# Merry Christmas Caber Crew!



## bobcycles (Dec 25, 2022)

Unreal weather here in Calif....hope everyone else is staying snug and warm for the holz

Merry X-mas!


----------



## catfish (Dec 25, 2022)

Thanks Bob. Merry Christmas!


----------



## BFGforme (Dec 25, 2022)

To you too my friend!!


----------



## Olds442 (Dec 25, 2022)

Thank you Bob.   Enjoy many more.


----------



## BcCleta (Dec 25, 2022)

Thanks, Merry Christmas Bob!


----------



## cyclingday (Dec 25, 2022)

Merry Christmas, Bob!


My Bob U. Bike.


----------



## WESTCOASTRIDERS (Dec 25, 2022)

Thank you Bob for all the opportunities on some Great Bikes and parts over the year Always a pleasure doing business with you .. Merry Christmas everyone!  🎄


----------



## Nashman (Dec 25, 2022)

Ditto. Hear it's 80 degrees in Socal? Only 80 degrees warmer than here. What's a few degrees anyway?

Current Conditions​
Past 24 hours
Weather Radar
Satellite
Lightning



0°F

°C
°F
Observed at: Winnipeg Richardson Int'l Airport


----------



## tryder (Dec 25, 2022)

Merry Christmas Bob!
Merry Christmas everyone!
Thanks for helping make 2022 a lot of fun!



Athena thinking of...
While watching another beautiful California Sunset
Point Reyes Christmas Eve 2016


----------



## dasberger (Dec 25, 2022)

Merry Xmas Bob and the gang....  Here's to a great 2023! 
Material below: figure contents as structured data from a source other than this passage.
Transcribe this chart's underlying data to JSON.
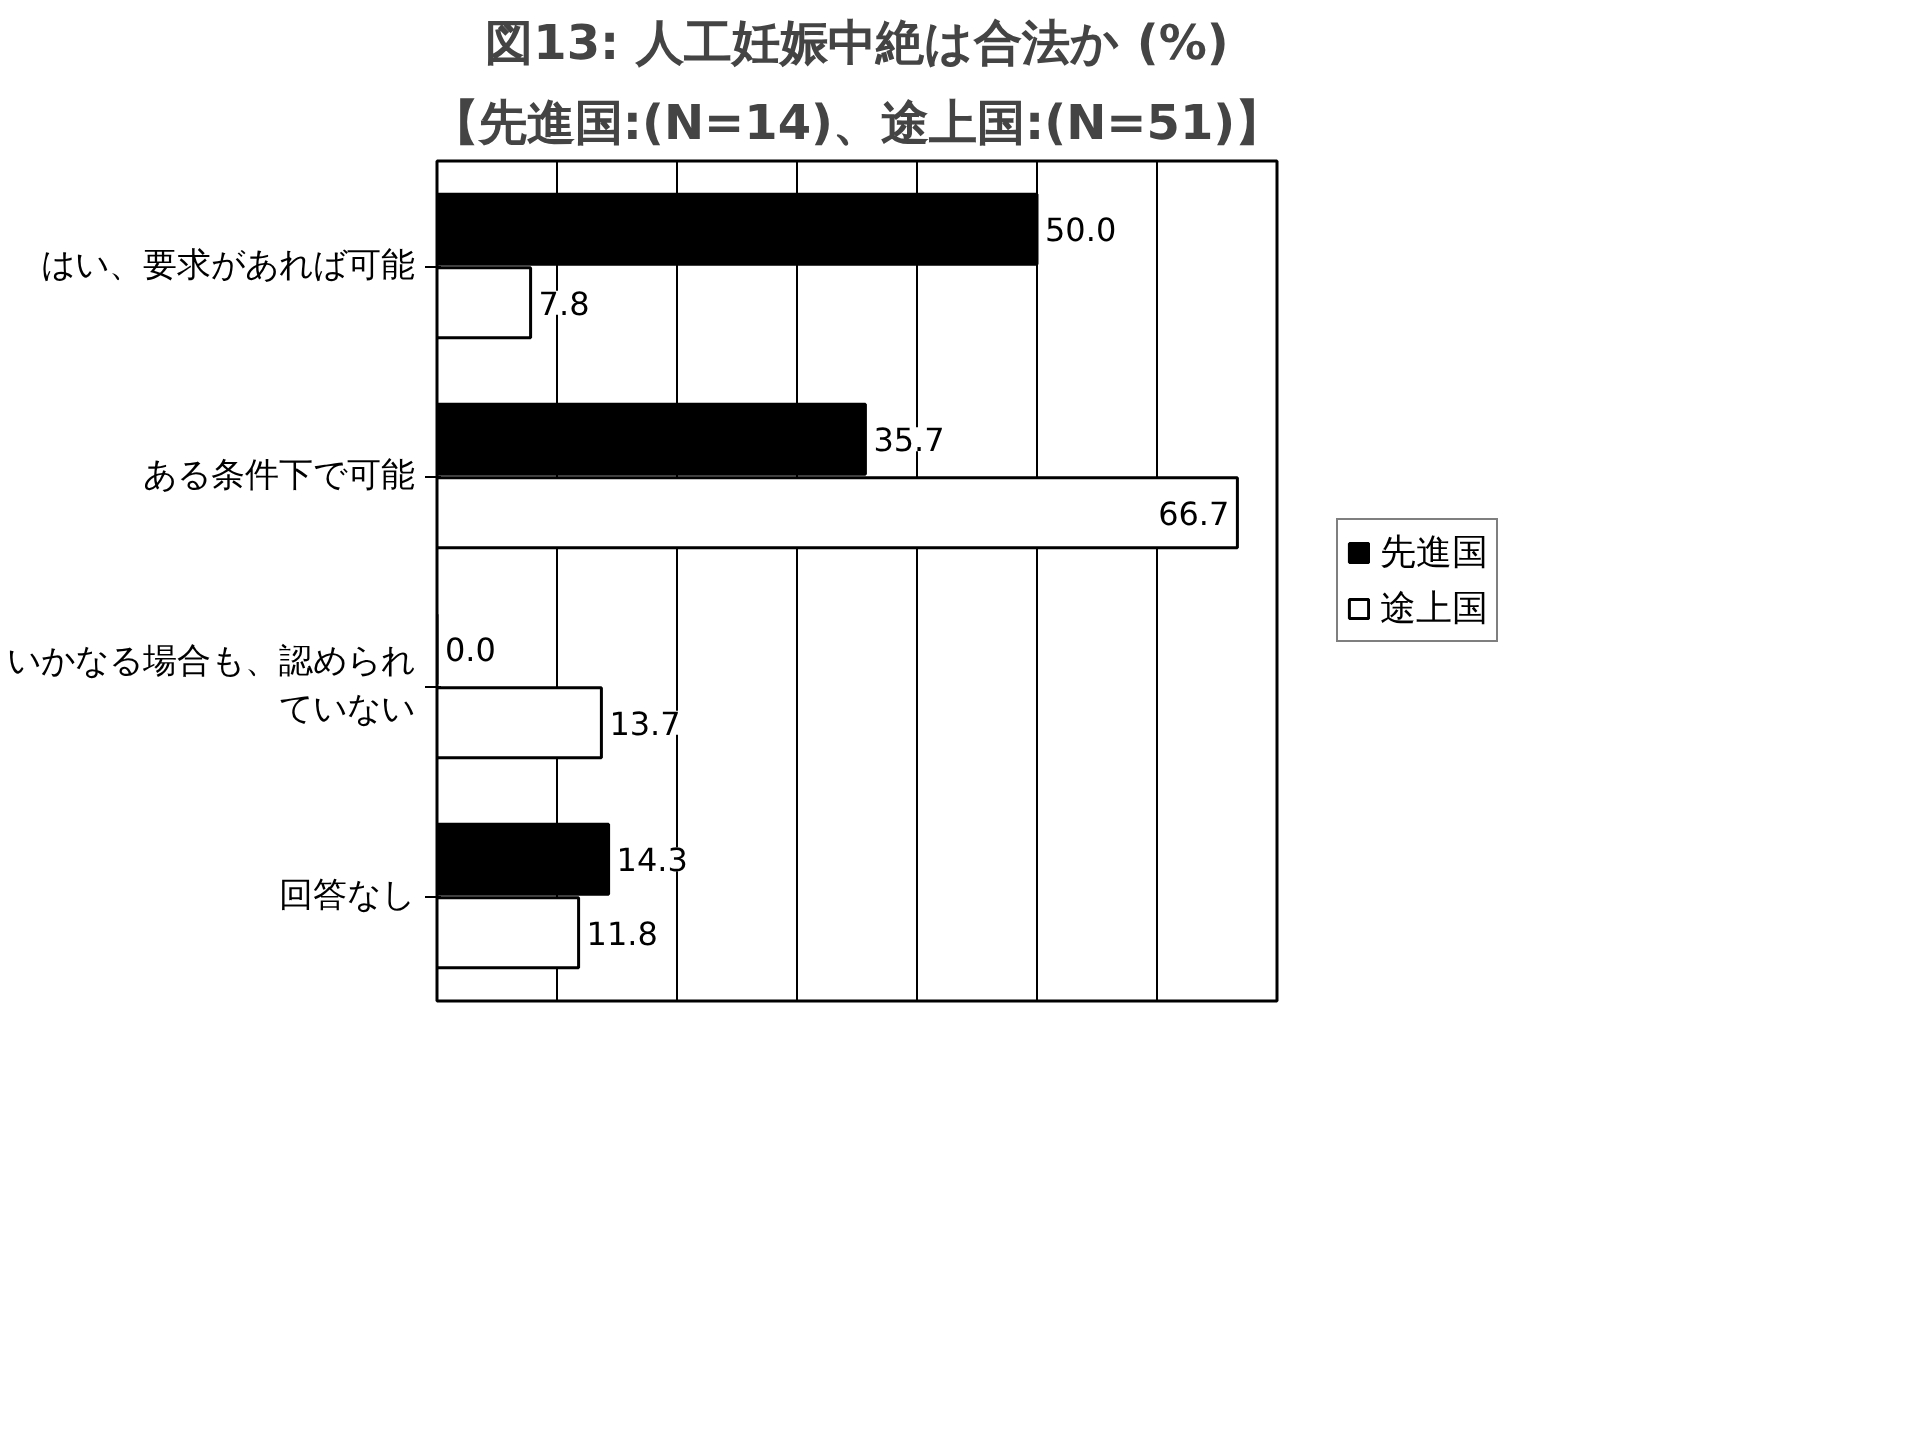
{
  "chart_data": {
    "type": "bar",
    "orientation": "horizontal",
    "title": "図13: 人工妊娠中絶は合法か (%)",
    "subtitle": "【先進国:(N=14)、途上国:(N=51)】",
    "categories": [
      "はい、要求があれば可能",
      "ある条件下で可能",
      "いかなる場合も、認められていない",
      "回答なし"
    ],
    "series": [
      {
        "name": "先進国",
        "color": "#000000",
        "values": [
          50.0,
          35.7,
          0.0,
          14.3
        ],
        "value_labels": [
          "50.0",
          "35.7",
          "0.0",
          "14.3"
        ]
      },
      {
        "name": "途上国",
        "color": "#ffffff",
        "values": [
          7.8,
          66.7,
          13.7,
          11.8
        ],
        "value_labels": [
          "7.8",
          "66.7",
          "13.7",
          "11.8"
        ]
      }
    ],
    "xlim": [
      0,
      70
    ],
    "xticks": [
      {
        "value": 0,
        "label": null
      },
      {
        "value": 10,
        "label": null
      },
      {
        "value": 20,
        "label": null
      },
      {
        "value": 30,
        "label": null
      },
      {
        "value": 40,
        "label": null
      },
      {
        "value": 50,
        "label": null
      },
      {
        "value": 60,
        "label": null
      },
      {
        "value": 70,
        "label": null
      }
    ],
    "tick_labels": "y",
    "grid": "x",
    "legend": "right"
  }
}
And to all my Heebros out there happy 8th night of Hanukkah!

I made the menorah in the back when I was in kindergarten. My daughter and I made the one in front when she was in kindergarten...  





In service since '81


----------



## dave429 (Dec 25, 2022)

Merry Christmas Bob!


----------



## Handle Bar Hoarder (Dec 25, 2022)

BIG BOB !!!


----------



## 1817cent (Dec 25, 2022)

Merry Christmas Bob!  Thanks for the good parts for my bikes this year.  Not much riding here today as it has warmed up to 20 degrees, we have a foot of snow AND are expecting an ice storm this evening.  Jay


----------



## ballooney (Dec 25, 2022)

Merry Christmas Bob!
Thanks for all your help on numerous projects this past year.  Much appreciated. Steve


----------



## OZ1972 (Dec 25, 2022)

Merry Christmas Bob and happy new year  !


----------



## altapat (Dec 25, 2022)

Merry Christmas  🎄  Bob! Cheers 🍻!!!


----------



## 1439Mike (Dec 26, 2022)

Merry Christmas Bob.🎄


----------



## Josie 2 Shrimps (Dec 26, 2022)

Merry Christmas!!!


----------



## auto1cycle2 (Dec 26, 2022)

bobcycles said:


> Unreal weather here in Calif....hope everyone else is staying snug and warm for the holz
> 
> Merry X-mas!
> 
> ...



Merry Christmas Bob ! Have a great Holiday!


----------



## bobcycles (Dec 26, 2022)

🤩 Ha just realized accidentally posted all those cat seat shots instead of the 1/2
or so I selected... Excess and over kill / over board for the holidays... The American way!


----------



## piercer_99 (Dec 27, 2022)

dasberger said:


> Merry Xmas Bob and the gang....  Here's to a great 2023!
> 
> And to all my Heebros out there happy 8th night of Hanukkah!
> 
> ...



May your coming year be filled with joy.


----------



## YenkoStingerMaxx (Dec 27, 2022)

Merry Christmas, Bob. It was so good to chat with you the other night!


----------



## Redphantom (Dec 28, 2022)

bobcycles said:


> Unreal weather here in Calif....hope everyone else is staying snug and warm for the holz
> 
> Merry X-mas!
> 
> ...



Merry Christmas and Happy New Year Bob O


----------



## Redphantom (Dec 28, 2022)

piercer_99 said:


> May your coming year be filled with joy.
> View attachment 1758340



God Bless Pierce !!! Rick Pope


----------



## Redphantom (Dec 29, 2022)

Redphantom said:


> God Bless Pierce !!! Rick Pope



happy new year!


----------